Overview
2000 AD has been a successful launchpad for getting British talent into the larger American comics market, and has also been the source of a number of film licences. Unlike earlier weekly titles, 2000 AD was based on a 6 page strip format. This gave the writers greater opportunity to develop character and meant that the artists had greater scope in designing the layout.
A long-running joke is that the editor of 2000 AD is Tharg the Mighty, a green extraterrestrial from Betelgeuse who terms his readers "Earthlets". Tharg uses other unique alien expressions and even appears in his own comic strips. Readers sometimes play along with this: for example, in prog 200 a pair of readers wrote to Tharg claiming that they preferred to be called "Terrans"; the resulting controversy ended in Tharg's accepting a challenge for a duel at a galactic location.

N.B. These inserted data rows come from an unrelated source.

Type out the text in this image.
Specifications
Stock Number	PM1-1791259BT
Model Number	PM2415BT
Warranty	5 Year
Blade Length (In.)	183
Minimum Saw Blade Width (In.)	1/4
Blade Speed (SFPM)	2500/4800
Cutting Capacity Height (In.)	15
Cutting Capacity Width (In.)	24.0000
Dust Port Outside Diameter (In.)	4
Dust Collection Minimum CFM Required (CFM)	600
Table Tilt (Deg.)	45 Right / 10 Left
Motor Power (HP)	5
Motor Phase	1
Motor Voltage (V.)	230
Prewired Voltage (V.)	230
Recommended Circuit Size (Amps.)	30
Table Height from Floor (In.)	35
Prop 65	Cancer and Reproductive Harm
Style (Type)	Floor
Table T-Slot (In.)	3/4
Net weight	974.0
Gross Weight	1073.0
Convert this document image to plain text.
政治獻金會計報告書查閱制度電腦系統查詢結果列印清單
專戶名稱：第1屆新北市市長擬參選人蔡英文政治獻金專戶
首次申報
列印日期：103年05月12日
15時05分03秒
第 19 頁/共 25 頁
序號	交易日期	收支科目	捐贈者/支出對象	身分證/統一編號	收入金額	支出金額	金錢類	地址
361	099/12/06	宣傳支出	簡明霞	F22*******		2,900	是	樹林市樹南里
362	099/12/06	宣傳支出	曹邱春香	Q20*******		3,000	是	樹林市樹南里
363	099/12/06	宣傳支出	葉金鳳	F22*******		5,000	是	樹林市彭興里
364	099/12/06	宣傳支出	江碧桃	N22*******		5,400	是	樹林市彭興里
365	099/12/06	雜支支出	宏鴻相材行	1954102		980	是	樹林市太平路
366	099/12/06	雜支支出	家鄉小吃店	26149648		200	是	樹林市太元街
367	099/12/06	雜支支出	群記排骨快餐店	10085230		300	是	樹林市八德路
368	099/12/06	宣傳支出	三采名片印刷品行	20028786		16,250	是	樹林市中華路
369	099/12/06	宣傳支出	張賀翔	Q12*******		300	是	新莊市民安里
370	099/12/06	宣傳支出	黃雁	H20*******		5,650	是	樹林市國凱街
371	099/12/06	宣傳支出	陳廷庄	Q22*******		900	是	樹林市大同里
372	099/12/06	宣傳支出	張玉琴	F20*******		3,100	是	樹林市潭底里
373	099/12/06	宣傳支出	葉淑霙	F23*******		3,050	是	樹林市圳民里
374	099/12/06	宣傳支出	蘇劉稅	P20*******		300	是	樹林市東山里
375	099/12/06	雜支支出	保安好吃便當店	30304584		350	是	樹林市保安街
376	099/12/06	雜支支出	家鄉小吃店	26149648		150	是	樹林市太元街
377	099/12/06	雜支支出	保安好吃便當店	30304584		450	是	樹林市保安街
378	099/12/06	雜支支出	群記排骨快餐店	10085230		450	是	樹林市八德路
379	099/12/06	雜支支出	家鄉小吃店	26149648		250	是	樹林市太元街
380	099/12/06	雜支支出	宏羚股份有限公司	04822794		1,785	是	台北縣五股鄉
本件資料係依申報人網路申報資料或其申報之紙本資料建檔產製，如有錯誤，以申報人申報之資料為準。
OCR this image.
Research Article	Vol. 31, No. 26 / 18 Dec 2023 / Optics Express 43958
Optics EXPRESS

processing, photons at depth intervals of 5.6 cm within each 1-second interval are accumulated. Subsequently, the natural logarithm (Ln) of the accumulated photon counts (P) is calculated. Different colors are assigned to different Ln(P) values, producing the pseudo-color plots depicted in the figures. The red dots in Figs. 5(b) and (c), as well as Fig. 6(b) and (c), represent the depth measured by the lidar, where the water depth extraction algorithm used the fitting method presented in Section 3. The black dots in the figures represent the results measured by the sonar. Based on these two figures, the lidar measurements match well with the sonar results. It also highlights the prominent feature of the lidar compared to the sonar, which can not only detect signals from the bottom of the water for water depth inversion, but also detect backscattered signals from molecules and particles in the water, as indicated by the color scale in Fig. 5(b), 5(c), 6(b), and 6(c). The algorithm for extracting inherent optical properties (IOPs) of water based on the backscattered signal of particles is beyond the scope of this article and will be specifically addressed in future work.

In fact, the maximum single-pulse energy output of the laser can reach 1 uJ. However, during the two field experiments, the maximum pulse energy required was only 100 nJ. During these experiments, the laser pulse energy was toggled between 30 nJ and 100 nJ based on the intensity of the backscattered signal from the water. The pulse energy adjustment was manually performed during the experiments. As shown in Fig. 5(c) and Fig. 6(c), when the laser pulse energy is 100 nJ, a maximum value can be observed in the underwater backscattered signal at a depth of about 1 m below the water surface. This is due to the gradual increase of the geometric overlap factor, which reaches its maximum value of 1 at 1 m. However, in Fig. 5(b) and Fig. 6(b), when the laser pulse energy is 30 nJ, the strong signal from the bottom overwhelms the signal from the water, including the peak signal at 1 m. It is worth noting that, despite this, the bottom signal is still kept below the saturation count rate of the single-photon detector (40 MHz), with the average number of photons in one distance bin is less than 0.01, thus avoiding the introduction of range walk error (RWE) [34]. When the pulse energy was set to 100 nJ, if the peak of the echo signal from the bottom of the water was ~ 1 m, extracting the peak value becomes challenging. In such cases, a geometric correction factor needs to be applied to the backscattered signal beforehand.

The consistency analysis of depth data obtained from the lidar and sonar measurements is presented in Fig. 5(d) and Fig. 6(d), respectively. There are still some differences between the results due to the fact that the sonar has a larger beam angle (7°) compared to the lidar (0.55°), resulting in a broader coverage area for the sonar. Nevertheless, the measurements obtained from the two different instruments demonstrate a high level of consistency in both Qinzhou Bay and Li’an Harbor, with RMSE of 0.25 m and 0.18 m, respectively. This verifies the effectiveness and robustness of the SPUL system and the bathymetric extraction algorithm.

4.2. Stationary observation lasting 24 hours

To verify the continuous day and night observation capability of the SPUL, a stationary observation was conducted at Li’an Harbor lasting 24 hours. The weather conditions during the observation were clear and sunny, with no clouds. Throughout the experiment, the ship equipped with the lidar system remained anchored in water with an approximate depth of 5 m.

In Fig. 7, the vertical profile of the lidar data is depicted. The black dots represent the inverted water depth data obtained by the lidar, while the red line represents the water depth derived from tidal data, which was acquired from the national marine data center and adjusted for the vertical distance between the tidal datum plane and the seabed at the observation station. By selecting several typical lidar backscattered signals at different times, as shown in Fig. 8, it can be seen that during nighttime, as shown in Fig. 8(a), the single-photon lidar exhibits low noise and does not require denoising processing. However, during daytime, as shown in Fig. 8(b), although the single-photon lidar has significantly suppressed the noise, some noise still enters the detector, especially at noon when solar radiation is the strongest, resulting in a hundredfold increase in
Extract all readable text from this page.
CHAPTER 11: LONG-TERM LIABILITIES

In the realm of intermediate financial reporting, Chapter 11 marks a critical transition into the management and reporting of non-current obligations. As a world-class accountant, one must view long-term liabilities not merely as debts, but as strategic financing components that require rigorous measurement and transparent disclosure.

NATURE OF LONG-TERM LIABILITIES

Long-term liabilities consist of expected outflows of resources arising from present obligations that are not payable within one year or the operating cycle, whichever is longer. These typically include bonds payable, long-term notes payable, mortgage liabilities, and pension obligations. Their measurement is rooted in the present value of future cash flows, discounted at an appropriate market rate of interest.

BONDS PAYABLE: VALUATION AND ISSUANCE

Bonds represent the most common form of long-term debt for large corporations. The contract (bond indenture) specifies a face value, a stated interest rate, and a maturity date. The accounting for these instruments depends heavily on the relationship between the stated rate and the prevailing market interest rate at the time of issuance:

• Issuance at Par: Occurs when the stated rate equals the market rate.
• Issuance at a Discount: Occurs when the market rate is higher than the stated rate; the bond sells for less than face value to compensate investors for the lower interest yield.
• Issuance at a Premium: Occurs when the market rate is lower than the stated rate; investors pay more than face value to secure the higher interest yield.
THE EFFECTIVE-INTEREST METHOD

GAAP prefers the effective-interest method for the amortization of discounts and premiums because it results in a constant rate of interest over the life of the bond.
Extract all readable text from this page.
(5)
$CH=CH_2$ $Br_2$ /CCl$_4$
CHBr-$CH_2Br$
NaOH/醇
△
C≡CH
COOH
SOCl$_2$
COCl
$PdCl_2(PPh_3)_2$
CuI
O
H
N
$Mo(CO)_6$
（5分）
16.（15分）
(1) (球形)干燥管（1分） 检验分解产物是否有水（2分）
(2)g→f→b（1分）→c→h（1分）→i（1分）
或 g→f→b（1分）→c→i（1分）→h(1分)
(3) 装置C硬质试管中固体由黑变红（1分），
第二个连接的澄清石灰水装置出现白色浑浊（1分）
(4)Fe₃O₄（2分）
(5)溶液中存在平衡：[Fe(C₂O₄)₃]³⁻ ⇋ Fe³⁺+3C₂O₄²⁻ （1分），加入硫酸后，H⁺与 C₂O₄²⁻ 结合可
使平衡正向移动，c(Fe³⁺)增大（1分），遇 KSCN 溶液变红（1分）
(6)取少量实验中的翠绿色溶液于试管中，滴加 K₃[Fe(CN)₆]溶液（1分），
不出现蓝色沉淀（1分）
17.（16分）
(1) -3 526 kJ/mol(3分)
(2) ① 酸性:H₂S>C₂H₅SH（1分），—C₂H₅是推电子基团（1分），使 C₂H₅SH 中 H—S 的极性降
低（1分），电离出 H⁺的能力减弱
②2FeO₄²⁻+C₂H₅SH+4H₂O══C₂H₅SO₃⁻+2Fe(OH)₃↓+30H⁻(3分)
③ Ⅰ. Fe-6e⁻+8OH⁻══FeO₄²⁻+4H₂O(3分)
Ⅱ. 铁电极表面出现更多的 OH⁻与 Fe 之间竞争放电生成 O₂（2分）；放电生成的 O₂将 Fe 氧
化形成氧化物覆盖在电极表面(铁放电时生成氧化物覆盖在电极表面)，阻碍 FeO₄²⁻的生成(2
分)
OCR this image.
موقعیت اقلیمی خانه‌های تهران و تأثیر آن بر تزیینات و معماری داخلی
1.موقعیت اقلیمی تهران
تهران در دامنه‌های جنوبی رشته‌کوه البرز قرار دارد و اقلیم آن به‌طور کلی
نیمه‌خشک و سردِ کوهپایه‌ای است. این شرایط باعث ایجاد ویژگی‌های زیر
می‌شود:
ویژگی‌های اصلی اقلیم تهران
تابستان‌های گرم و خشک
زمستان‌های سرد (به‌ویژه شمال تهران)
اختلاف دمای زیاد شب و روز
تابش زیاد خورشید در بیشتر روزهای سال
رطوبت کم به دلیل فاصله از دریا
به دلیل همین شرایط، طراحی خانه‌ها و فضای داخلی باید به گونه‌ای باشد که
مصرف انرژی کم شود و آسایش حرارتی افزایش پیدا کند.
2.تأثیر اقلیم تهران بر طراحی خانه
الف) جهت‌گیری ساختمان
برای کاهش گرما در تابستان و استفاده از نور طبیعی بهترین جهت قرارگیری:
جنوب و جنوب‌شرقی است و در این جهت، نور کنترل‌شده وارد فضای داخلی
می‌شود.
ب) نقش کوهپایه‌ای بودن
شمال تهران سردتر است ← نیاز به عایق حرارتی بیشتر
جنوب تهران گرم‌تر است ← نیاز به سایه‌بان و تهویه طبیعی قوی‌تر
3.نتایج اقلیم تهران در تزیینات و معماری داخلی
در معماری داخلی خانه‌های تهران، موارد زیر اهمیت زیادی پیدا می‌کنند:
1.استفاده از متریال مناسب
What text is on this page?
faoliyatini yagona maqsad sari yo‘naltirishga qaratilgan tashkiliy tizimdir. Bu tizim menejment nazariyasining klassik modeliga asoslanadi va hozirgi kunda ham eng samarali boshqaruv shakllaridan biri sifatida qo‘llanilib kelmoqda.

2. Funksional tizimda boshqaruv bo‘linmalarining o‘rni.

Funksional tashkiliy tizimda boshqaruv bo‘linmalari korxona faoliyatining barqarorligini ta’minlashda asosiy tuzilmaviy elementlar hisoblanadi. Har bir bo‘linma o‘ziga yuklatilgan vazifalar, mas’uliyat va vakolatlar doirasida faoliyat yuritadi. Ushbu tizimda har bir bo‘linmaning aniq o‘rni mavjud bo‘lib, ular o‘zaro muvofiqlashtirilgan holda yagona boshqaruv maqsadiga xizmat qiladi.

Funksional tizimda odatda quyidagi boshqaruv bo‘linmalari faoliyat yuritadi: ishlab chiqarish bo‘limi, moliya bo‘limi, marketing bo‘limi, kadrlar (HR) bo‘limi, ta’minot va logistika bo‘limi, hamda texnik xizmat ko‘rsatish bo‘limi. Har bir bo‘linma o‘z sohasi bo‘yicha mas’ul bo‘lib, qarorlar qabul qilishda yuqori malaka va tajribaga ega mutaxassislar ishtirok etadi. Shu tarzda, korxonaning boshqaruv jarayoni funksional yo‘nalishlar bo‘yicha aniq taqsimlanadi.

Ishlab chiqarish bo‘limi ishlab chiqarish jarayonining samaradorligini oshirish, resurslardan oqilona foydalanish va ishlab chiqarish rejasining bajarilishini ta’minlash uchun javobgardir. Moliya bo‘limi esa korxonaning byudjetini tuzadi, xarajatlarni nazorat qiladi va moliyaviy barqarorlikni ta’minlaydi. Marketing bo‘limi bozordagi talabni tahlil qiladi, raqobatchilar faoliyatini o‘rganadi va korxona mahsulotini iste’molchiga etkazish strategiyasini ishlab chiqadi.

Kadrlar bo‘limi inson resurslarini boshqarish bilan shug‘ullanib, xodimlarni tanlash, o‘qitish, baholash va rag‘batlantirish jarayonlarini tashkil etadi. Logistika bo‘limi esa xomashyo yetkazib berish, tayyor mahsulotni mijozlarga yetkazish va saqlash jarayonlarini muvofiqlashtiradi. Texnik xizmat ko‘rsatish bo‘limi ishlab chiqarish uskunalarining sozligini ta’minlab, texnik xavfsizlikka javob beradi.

Another running joke is Tharg's supposed use of robots to draw and write the strips — some of which bear a marked resemblance to actual writers and artists. A fictional reason for Tharg to use mechanical assistance was given when the robots "went on strike" (reflecting real-life industrial action that occasionally halted IPC's comics production during the 1970s and 1980s). Tharg wrote and drew a whole issue himself, but when he ran it through the quality-control "Thrill-meter", the device melted down on extreme overload. The offending issue had to be taken away, by blindfolded security guards, to a lead-lined vault where there was no danger of anyone seeing it accidentally.